"Chute du nombre de représentants du personnel : les bons repères"

Posté le 30 octobre 2017 | Dernière mise à jour le 13 mars 2020

Comme il fallait s’y attendre, le nombre de titulaires du conseil social et économique (CSE), dévoilé par le projet de décret , est en très forte régression. Selon la taille de l’entreprise, cette baisse se situe dans une fourchette allant de -50,0 % à -27,3 % comparativement à des instances entièrement séparées.

Comparaison du nombre de titulaires entre le CSE et les instances séparées

Encore faut-il noter que cette arithmétique est trompeuse. Comme chacun le sait, un suppléant ne pourra assister aux réunions du CSE qu’en l’absence du titulaire, ce qui réduit la délégation salariale de moitié par rapport aux réunions du CE et prive les suppléants d’une participation active à la réflexion collective : ils seront inévitablement déconnectés des débats en cours.

Par ailleurs, la notion d’établissement distinct  pèsera lourdement sur le nombre de titulaires :

  • Les ordonnances retiennent l’établissement « au sens du CE », basé sur l’autonomie du chef d’établissement. Ce critère est beaucoup plus restrictif que ceux qui s’appliquent aux CHSCT et aux DP. Concrètement, le nombre d’établissements dont disposent ces deux instances est, sauf exception, largement plus important qu’il ne l’est pour le CE;
  • Le nouvel article L 2313-4 stipule qu’à défaut d’un accord avec les DS (ou avec le CSE), l’employeur décide seul du nombre et du périmètre des établissements distincts;
  • Rappelons que le nombre d’élus tend à plafonner au fur et à mesure que l’effectif s’accroît. L’employeur a donc intérêt à limiter le nombre d’établissements pour que l’effectif de référence soit le plus élevé possible.

Prenons des exemples pour illustrer notre propos. Premier exemple : une entreprise de 200 salariés n’a que 5 titulaires au CE si elle est constituée d’un seul établissement. En revanche, si deux établissements sont reconnus, l’un de 120 salariés, l’autre de 80 salariés, le nombre total de titulaires est porté à 9 (5 + 4).

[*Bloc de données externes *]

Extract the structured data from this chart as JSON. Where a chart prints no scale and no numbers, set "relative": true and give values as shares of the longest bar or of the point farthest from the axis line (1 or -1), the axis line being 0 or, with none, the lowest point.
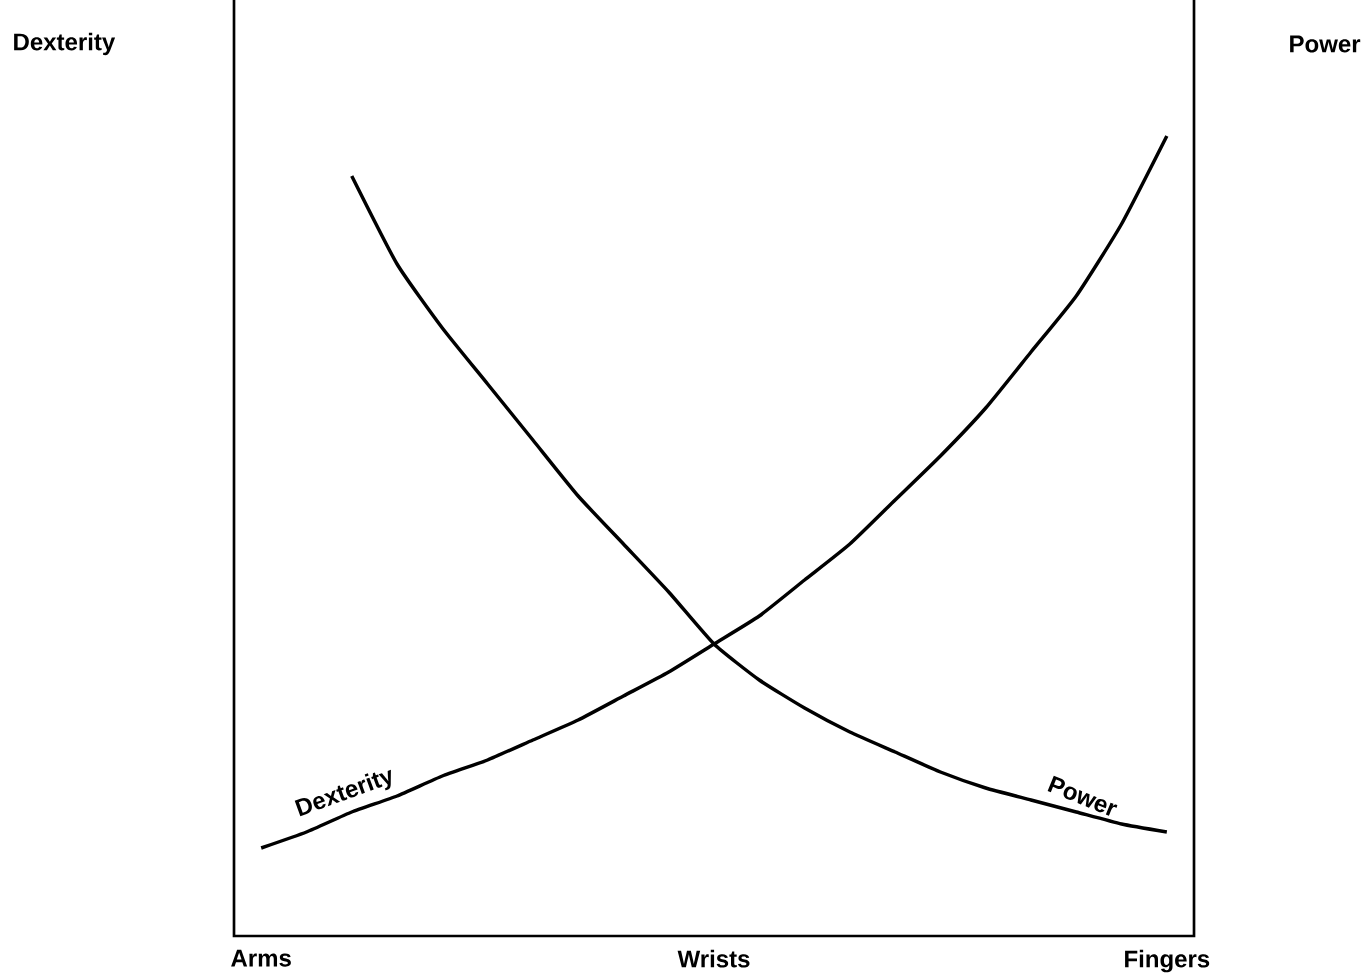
{
  "chart_data": {
    "type": "line",
    "relative": true,
    "annotations": [
      "Dexterity",
      "Power"
    ],
    "categories": [
      "Arms",
      null,
      null,
      null,
      null,
      null,
      null,
      null,
      null,
      null,
      "Wrists",
      null,
      null,
      null,
      null,
      null,
      null,
      null,
      null,
      null,
      "Fingers"
    ],
    "series": [
      {
        "name": "Dexterity",
        "color": "#000000",
        "values": [
          0.11,
          0.13,
          0.155,
          0.175,
          0.2,
          0.22,
          0.245,
          0.27,
          0.3,
          0.33,
          0.365,
          0.4,
          0.445,
          0.49,
          0.545,
          0.6,
          0.66,
          0.73,
          0.8,
          0.89,
          1.0
        ]
      },
      {
        "name": "Power",
        "color": "#000000",
        "values": [
          null,
          null,
          0.95,
          0.84,
          0.76,
          0.69,
          0.62,
          0.55,
          0.49,
          0.43,
          0.365,
          0.32,
          0.285,
          0.255,
          0.23,
          0.205,
          0.185,
          0.17,
          0.155,
          0.14,
          0.13
        ]
      }
    ],
    "legend": false,
    "marker": "none",
    "line_style": "solid"
  }
}
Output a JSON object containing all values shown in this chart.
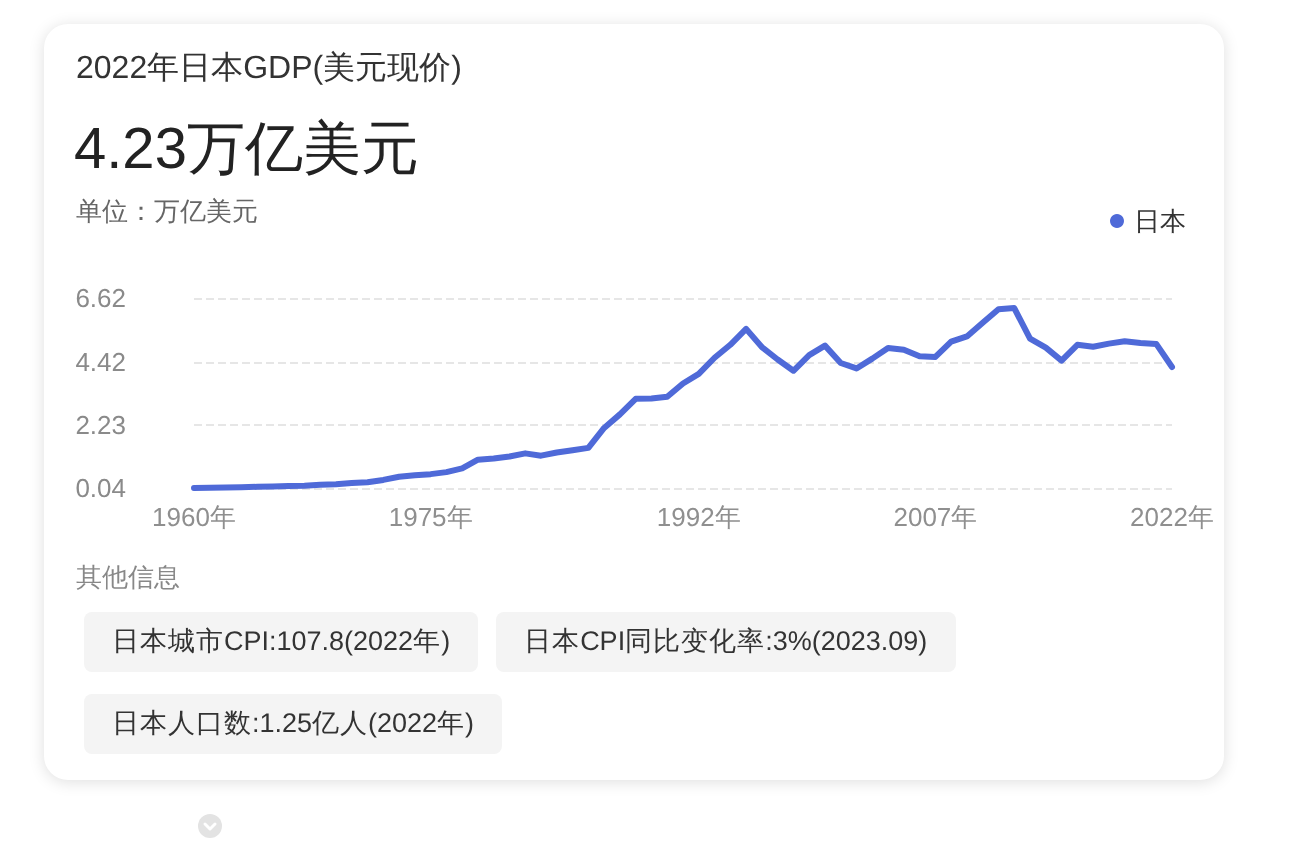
{
  "chart_data": {
    "type": "line",
    "title": "2022年日本GDP(美元现价)",
    "subtitle": "4.23万亿美元",
    "ylabel": "单位：万亿美元",
    "x": [
      1960,
      1961,
      1962,
      1963,
      1964,
      1965,
      1966,
      1967,
      1968,
      1969,
      1970,
      1971,
      1972,
      1973,
      1974,
      1975,
      1976,
      1977,
      1978,
      1979,
      1980,
      1981,
      1982,
      1983,
      1984,
      1985,
      1986,
      1987,
      1988,
      1989,
      1990,
      1991,
      1992,
      1993,
      1994,
      1995,
      1996,
      1997,
      1998,
      1999,
      2000,
      2001,
      2002,
      2003,
      2004,
      2005,
      2006,
      2007,
      2008,
      2009,
      2010,
      2011,
      2012,
      2013,
      2014,
      2015,
      2016,
      2017,
      2018,
      2019,
      2020,
      2021,
      2022
    ],
    "series": [
      {
        "name": "日本",
        "color": "#4f6ad8",
        "values": [
          0.04,
          0.05,
          0.06,
          0.07,
          0.08,
          0.09,
          0.11,
          0.12,
          0.15,
          0.17,
          0.21,
          0.24,
          0.32,
          0.43,
          0.48,
          0.52,
          0.59,
          0.72,
          1.02,
          1.06,
          1.13,
          1.24,
          1.16,
          1.27,
          1.35,
          1.43,
          2.12,
          2.59,
          3.13,
          3.14,
          3.2,
          3.66,
          3.99,
          4.55,
          5.0,
          5.55,
          4.92,
          4.49,
          4.1,
          4.64,
          4.97,
          4.37,
          4.18,
          4.52,
          4.89,
          4.83,
          4.6,
          4.58,
          5.11,
          5.29,
          5.76,
          6.23,
          6.27,
          5.21,
          4.9,
          4.45,
          5.0,
          4.93,
          5.04,
          5.12,
          5.06,
          5.03,
          4.23
        ]
      }
    ],
    "xlim": [
      1960,
      2022
    ],
    "xticks": [
      {
        "value": 1960,
        "label": "1960年"
      },
      {
        "value": 1975,
        "label": "1975年"
      },
      {
        "value": 1992,
        "label": "1992年"
      },
      {
        "value": 2007,
        "label": "2007年"
      },
      {
        "value": 2022,
        "label": "2022年"
      }
    ],
    "ylim": [
      0.04,
      6.62
    ],
    "yticks": [
      0.04,
      2.23,
      4.42,
      6.62
    ],
    "grid": "y",
    "legend": "top right",
    "line_style": "solid",
    "annotations": [
      "其他信息",
      "日本城市CPI:107.8(2022年)",
      "日本CPI同比变化率:3%(2023.09)",
      "日本人口数:1.25亿人(2022年)"
    ]
  }
}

Deuxième exemple : il n’est pas rare qu’une entreprise dotée d’un CE unique dispose de 2 CHSCT et de 5 établissements DP. Admettons que les effectifs totalisent 350 salariés, le périmètre des CHSCT couvrant 140 et 210 salariés et les établissements DP respectivement 70 salariés chacun. Le nombre de représentants du personnel s’élève globalement à 24, soit 7 pour le CE, 3 pour le premier CHSCT, 4 pour le deuxième et 10 pour l’ensemble des DP (2 délégués par établissement). La création des CSE ramène le total des élus à 11... chiffre sans commune mesure avec celui qui prévalait antérieurement.

Compte tenu de ces éléments, c’est avec la plus grande prudence qu’il convient d’apprécier l’augmentation apparente du volume global d'heures de délégation annoncé par le projet de décret du 23 octobre. Dans les entreprises disposant d'établissements distincts CHSCT et DP, il y a fort à parier que ce volume subira un recul significatif, en lien avec la disparition des élus issus de telles entités.

Au demeurant, il reste exact que la réforme gouvernementale privilégie les heures de délégation au détriment du nombre d’élus, mais ce n’est pas un hasard : le Medef milite depuis longtemps pour une « professionnalisation » de la fonction de représentant du personnel. Il souhaite une concentration des moyens dévolus aux IRP sur quelques individus qui pourraient dès lors se transformer en « spécialistes ». Un tel objectif aboutirait à une centralisation de la représentation du personnel, incompatible avec le lien de proximité qui lui est nécessaire. Le maillage de terrain est crucial et, inéluctablement, il est étroitement tributaire du nombre d’élus.

En dernier lieu, avant les ordonnances les acteurs sociaux disposaient de divers moyens pour élargir leur nombre. Ces moyens leur sont désormais interdits :

  • Ils avaient la possibilité de faire élire au CHSCT des salariés non candidats aux élections professionnelles : cette faculté disparaît en même temps que cette instance;
  • Ils pouvaient associer des salariés aux travaux du CE, par le biais des commissions : la suppression des crédits d’heures qui leur étaient dédiés rendra cette démarche pour le moins difficile.

Ces points ne sont pas anodins car ils touchent à la conception même du système de représentation du personnel : repli ou ouverture ? Les membres du CSE devront développer de nouvelles pratiques et faire preuve d’inventivité pour répondre positivement à cette question.